Welcome back to the Fancy Fork! Your seasonal produce insight and farm-style recipes that are made to satisfy.

The month of March is a time of new blossoms, warmer days and awe-inspiring sunrises. It’s the perfect weather to sip on a hot cup of coffee on the back patio, plan for your summer garden and rediscover the new harvest spring brings. And, since Easter is coming a little early this year, it gives us the perfect excuse to gather the whole family together for a seasonal meal!

You’ll still find some winter produce like sweet potatoes, beets, bok choy, celery, broccoli, Brussels sprouts, cauliflower, carrots, cabbage and radishes. But, you’ll also begin noticing more asparagus, avocado, artichokes, arugula, turnips, kale, spring onions and cucumber. We’re still in the citrus season, so you’ll find clementines, grapefruit, lemons, limes, tangerines, persimmons, kumquats and maybe even some strawberries!

This month’s recipe will be highlighting two vegetables that pack a punch with flavor and nutrition, but most often go unnoticed! First, you have carrots that are full of benefits such as promoting healthy vision, balancing blood sugar, lowering your risk of cancer, helping to regulate blood pressure, improving immunity and boosting brain health. Second, you have spring onions that are extremely versatile to garnish dishes from buffalo chicken dip to Japanese-inspired miso soup. Spring onions may help to boost the immune system, relax muscle cramps, combat urinary tract infections (UTI) and reduce skin inflammation. The very definition of small but mighty!

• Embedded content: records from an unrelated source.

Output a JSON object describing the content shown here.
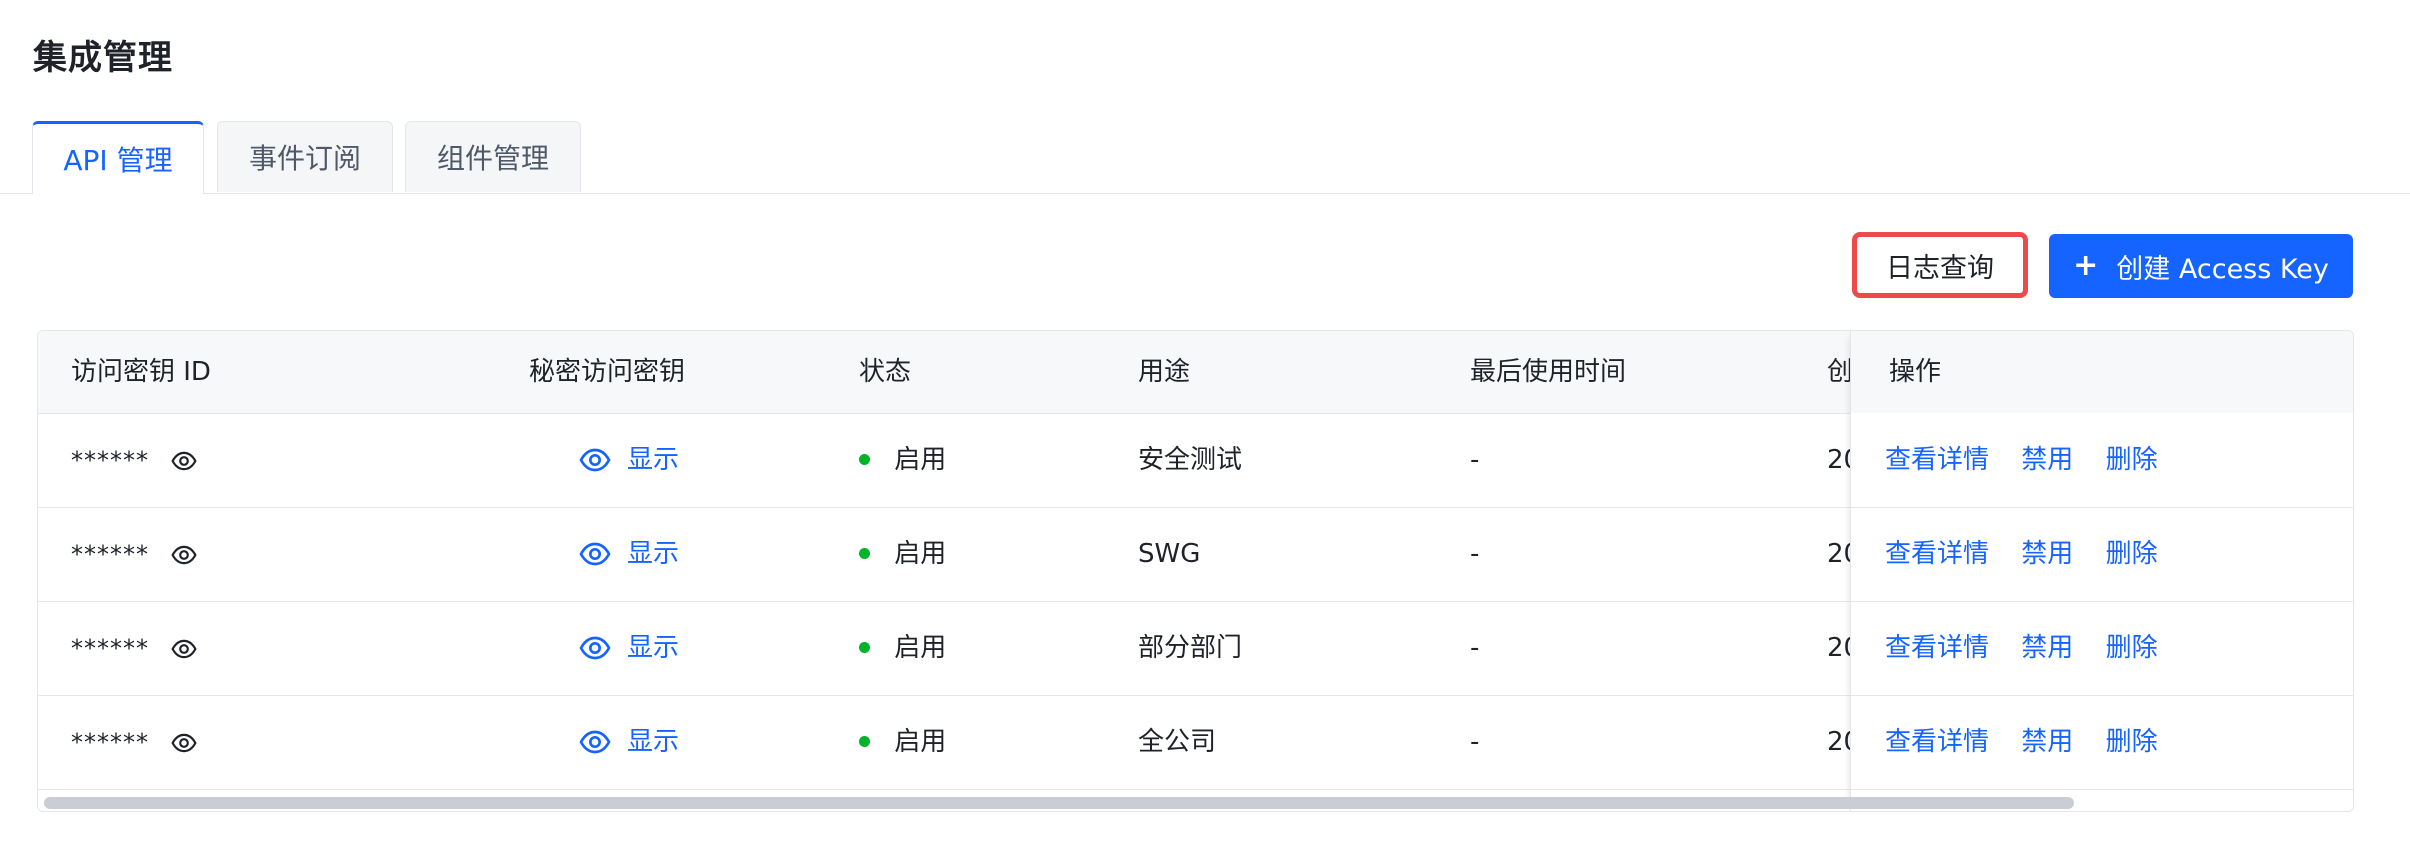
{
  "page": {
    "title": "集成管理"
  },
  "tabs": [
    {
      "label": "API 管理",
      "active": true
    },
    {
      "label": "事件订阅",
      "active": false
    },
    {
      "label": "组件管理",
      "active": false
    }
  ],
  "toolbar": {
    "log_query_label": "日志查询",
    "create_label": "创建 Access Key",
    "create_icon": "plus-icon"
  },
  "table": {
    "headers": {
      "key_id": "访问密钥 ID",
      "secret": "秘密访问密钥",
      "status": "状态",
      "usage": "用途",
      "last_used": "最后使用时间",
      "created": "创",
      "ops": "操作"
    },
    "rows": [
      {
        "key_id": "******",
        "secret_action": "显示",
        "status": "启用",
        "usage": "安全测试",
        "last_used": "-",
        "created": "20",
        "op_detail": "查看详情",
        "op_disable": "禁用",
        "op_delete": "删除"
      },
      {
        "key_id": "******",
        "secret_action": "显示",
        "status": "启用",
        "usage": "SWG",
        "last_used": "-",
        "created": "20",
        "op_detail": "查看详情",
        "op_disable": "禁用",
        "op_delete": "删除"
      },
      {
        "key_id": "******",
        "secret_action": "显示",
        "status": "启用",
        "usage": "部分部门",
        "last_used": "-",
        "created": "20",
        "op_detail": "查看详情",
        "op_disable": "禁用",
        "op_delete": "删除"
      },
      {
        "key_id": "******",
        "secret_action": "显示",
        "status": "启用",
        "usage": "全公司",
        "last_used": "-",
        "created": "20",
        "op_detail": "查看详情",
        "op_disable": "禁用",
        "op_delete": "删除"
      }
    ]
  },
  "colors": {
    "accent": "#1664ff",
    "status_enabled": "#00b42a",
    "highlight_border": "#ee4a4a"
  }
}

Spicy Chicken & Rice Tortilla Soup

Servings: 6-8

Prep time: 10 minutes

Cook time: 20 minutes

Total time: 30 minutes

Ingredients:

  • 2 T olive oil
  • 1 yellow onion, finely chopped
  • 4 garlic cloves, minced
  • 2 large carrots, peeled and chopped
  • 2 tsp. chili powder
  • 1 tsp. smoked paprika
  • 1/2 tsp. salt
  • 1/2 tsp. black pepper
  • 1/2 tsp. ground cumin
  • 1 can (14.5oz) petite diced roasted tomatoes
  • 1/2 cup salsa verde
  • 6 cups chicken broth
  • 1 lb. chicken breasts, skinless and boneless, or 2 cups cooked shredded chicken
  • 2 cups cooked basmati rice
  • 1/4 cup fresh cilantro, chopped
  • Shredded Mexican cheese, for garnish
  • Lime wedges, for serving
  • Tortilla chips, for serving

Instructions:

  1. In a large soup pot, add the olive oil over medium high heat.
  2. Add the chopped onion, garlic and carrots to cook for 5-6 minutes.
  3. Add the seasonings, petite diced tomatoes and salsa verde. Cook for one minute.
  4. Add the chicken breasts, reduce heat to LOW, cover with a lid and simmer for 15-20 minutes until fully cooked. (Substitute: You can replace this with 2 cups of cooked shredded chicken.)
  5. Remove the chicken to shred between two forks or in the stand mixer. Add back to the soup pot.
  6. Stir in the freshly chopped cilantro and cooked rice.
  7. Serve warm with shredded Mexican cheese, lime wedges and tortilla chips to enjoy!